По свидетельству В.Кожинова (со ссылкой на израильского политолога М.С.Агурского), речь идет «о массовом перемещении евреев из бывшей черты оседлости в центральную Россию», и особенно интенсивно — в Москву. «В 1920 г., — констатирует М.САгурский, — здесь насчитывалось 28 тыс. евреев, то есть 2,2 % населения, в 1923 г. — 5,5 %, а в 1926 г. — 6,5 % населения. К 1926 г. в Москву приехало около 100 ООО евреев».

«Имеет смысл сослаться и на сочинение другого, гораздо более значительного еврейского идеолога — В.Е.Жаботинского. На рубеже 1920—1930-х годов он привел в своей статье «Антисемитизм в Советской России» следующие сведения:

«В Москве до 200 ООО евреев, все пришлый элемент. А возьмите… телефонную книжку и посмотрите, сколько в ней Певзнеров, Левиных, Рабиновичей… Телефон — это свидетельство или достатка, или хорошего служебного положения».

Из обстоятельного справочника «Население Москвы», составленного демографом Морицем Яковлевичем Выдро, можно узнать, что если в 1912 году в Москве проживали 6,4 тысячи евреев, то всего через два десятилетия, в 1933 году — 241,7 тысячи, то есть почти в сорок раз больше! Причем население Москвы в целом выросло за эти двадцать лет всего только в два с небольшим раза (с 1 млн. 618 тыс. до 3 млн. 663 тыс.)» (В.Кожинов).

В демократической россиянской литературе в настоящее время бытует представление о предвоенном периоде как о времени, когда «угнетенные» евреи потеряли все свои государственные посты ввиду «антисемитской» деятельности И.В.Сталина.

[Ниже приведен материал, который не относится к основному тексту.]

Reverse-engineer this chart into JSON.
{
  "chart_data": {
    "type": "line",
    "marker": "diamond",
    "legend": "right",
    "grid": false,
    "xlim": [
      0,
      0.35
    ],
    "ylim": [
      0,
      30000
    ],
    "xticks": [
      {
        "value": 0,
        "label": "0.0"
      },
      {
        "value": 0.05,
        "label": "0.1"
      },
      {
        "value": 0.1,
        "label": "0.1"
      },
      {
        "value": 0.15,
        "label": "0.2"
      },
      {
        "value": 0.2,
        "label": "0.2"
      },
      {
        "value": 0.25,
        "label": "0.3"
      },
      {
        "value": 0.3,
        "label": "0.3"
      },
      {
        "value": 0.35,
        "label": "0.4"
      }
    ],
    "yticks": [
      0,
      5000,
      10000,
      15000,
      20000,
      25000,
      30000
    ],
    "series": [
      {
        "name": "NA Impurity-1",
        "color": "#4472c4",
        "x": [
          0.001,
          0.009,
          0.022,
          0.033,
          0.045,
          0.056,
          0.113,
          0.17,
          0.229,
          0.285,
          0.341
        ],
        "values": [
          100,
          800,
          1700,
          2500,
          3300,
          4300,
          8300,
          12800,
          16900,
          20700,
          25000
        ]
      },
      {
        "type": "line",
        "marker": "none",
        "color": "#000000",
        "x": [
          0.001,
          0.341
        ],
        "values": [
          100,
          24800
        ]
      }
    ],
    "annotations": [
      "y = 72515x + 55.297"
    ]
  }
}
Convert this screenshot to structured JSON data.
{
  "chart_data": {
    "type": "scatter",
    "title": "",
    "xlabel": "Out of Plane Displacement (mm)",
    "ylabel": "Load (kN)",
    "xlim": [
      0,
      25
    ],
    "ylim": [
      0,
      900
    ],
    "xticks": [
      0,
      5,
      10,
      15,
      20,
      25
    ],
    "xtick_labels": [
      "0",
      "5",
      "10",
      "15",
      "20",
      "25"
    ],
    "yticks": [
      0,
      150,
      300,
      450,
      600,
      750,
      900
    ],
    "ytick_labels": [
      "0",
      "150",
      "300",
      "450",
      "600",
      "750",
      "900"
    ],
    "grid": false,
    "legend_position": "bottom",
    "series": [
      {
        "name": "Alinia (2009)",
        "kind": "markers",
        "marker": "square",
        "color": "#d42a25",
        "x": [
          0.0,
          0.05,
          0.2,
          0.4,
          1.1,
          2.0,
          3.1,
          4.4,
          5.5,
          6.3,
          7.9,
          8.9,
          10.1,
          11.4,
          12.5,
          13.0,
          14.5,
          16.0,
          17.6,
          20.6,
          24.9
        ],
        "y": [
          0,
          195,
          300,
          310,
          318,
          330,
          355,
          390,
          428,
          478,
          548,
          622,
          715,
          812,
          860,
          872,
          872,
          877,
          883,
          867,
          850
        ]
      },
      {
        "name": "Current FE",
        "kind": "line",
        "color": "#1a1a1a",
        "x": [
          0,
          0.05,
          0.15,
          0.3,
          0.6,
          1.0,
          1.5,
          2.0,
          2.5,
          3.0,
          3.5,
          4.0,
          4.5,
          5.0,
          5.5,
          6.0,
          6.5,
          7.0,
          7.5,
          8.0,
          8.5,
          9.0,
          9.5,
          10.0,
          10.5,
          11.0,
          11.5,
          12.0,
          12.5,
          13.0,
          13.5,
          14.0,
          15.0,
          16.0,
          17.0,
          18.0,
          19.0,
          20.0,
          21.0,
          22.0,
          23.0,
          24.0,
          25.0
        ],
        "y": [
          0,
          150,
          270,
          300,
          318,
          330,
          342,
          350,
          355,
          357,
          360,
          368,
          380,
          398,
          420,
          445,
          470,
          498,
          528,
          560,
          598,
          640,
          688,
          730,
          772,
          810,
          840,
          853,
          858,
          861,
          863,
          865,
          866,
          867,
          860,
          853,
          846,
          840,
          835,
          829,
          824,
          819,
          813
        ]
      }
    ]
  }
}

Но вот что пишет В.Кожинов («Россия. Век ХХ-й (1901–1939)»): «Архивы ОГПУ-НКВД, в сущности, еше не изучены, однако, что касается верховного руководства НКВД в середине 1930-х годов, оно доподлинно известно, ибо 29 ноября 1935 года в газете «Известия» было опубликовано сообщение о присвоении «работникам НКВД» высших званий — Генерального комиссара и комиссаров госбезопасности 1 и 2-го рангов (соответствовали армейским званиям маршала и командармов 1 и 2-го рангов, то есть, по-нынешнему, маршала, генерала армии и генерал-полковника). И из 20 человек, получивших тогда эти верховные звания ГБ, больше половины — 11 (включая самого Генерального комиссара) были евреи, 4 (всего лишь!) — русские, 2 — латыши, а также 1 поляк, 1 немец (прибалтийский) и I грузин… Точно известно, что в 1934–1936 годах во главе «центра» НКВД стояли два еврея и один русский (нарком Г.Г.Ягода и его заместители: 1-й — еврей Я.С.Агранов и 2-й — русский Г.Г.Прокофьев).

Ягода (Ягуда) Генрих Григорьевич, по национальности еврей, по специальности фармацевт. Роман Гуль пишет:

«Это был тупой, мрачный неудачник, о каких еврейская пословица говорит: «Возьмись они торговать шляпами, люди с этого дня станут рождаться без голов, задумай они продавать сапоги, люди станут рождаться без ног». Но это не помешало ему принять участие в революционном движении: «Фармацевт вышел на борьбу за галстуки, за желтые ботинки, за запонки, за ту самую жизнь, которую он видел краем глаза и в Нижнем Новгороде, но не на грязной конспиративной квартире, а у примечательного революционера и тогдашнего «властителя дум», у писателя Максима Горького… При любом строе браки — всегда вернейшее средство политической карьеры, и фармацевт Ягода отпраздновал октябрьскую свадьбу с племянницей председателя ВЦИК Свердлова, а Свердлов порекомендовал Дзержинскому своего родственника для чекистской работы» (Р.Гуль).